The Tire & Rim Association has identified three traditional rotation patterns covering most vehicles (equipped with non-directional tires and wheels which are the same size and offset). The first being the "Rearward Cross" for rear wheel drive vehicles (Figure A); the second being the "Forward Cross" for front wheel drive vehicles (Figure C); and the third is the "X-Pattern" for all wheel or 4 wheel drive vehicles (Figure B). The X-Pattern can be used as an alternative to A or C.
Today’s performance tire and wheel trends have provided the need for two additional tire rotation patterns.
- The "Front-to-Rear" (Figure D) pattern may be used for vehicles equipped with the same size directional wheels and/or directional tires.
- A "Side-to-Side" (Figure E) pattern may be used for vehicles equipped with different sized non-directional tires and wheels on the front axle compared to the rear axle.
If the last two rotation patterns do not provide even wear, dismounting, mounting and rebalancing will be necessary to rotate the tires.
Vehicles that use different sized directional wheels and tires, and/or wheels with different front and rear offsets with directional tires will require dismounting, mounting and rebalancing to rotate tires.
If I only need 2 new tires, where do I put them?

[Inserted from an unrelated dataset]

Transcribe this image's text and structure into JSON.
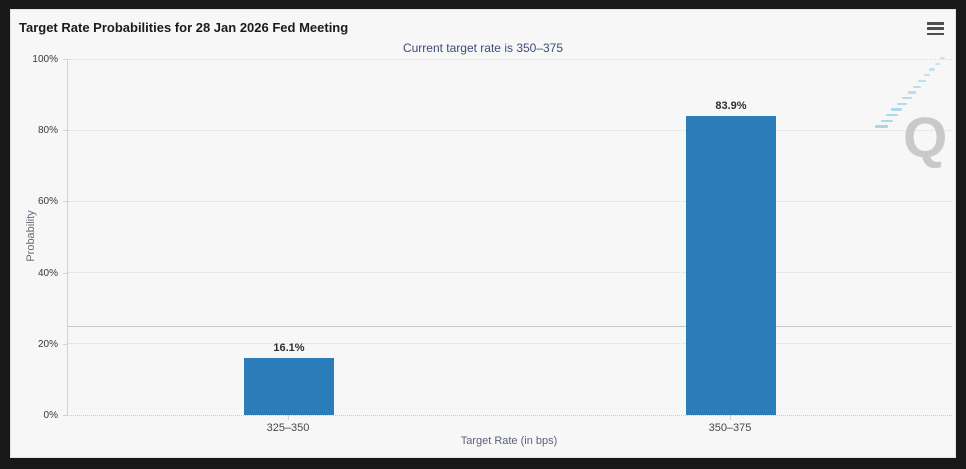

When all four tires are the same size, new tires are recommended to be placed on the rear. Please watch this video to better explain why this is so important.
My car steering wheel shakes when I apply the brakes. Do I need my tires balanced?
Most likely you have a brake rotor that is out of round. Further inspection and test drive are necessary to determine the source.
I have developed a loud roar in my car. Do I have a bad tire?
Roaring sounds usually but not always come from irregular tire wear patterns or wheel bearings with excessive wear. A proper test drive with noise isolating equipment will help us properly determine the source.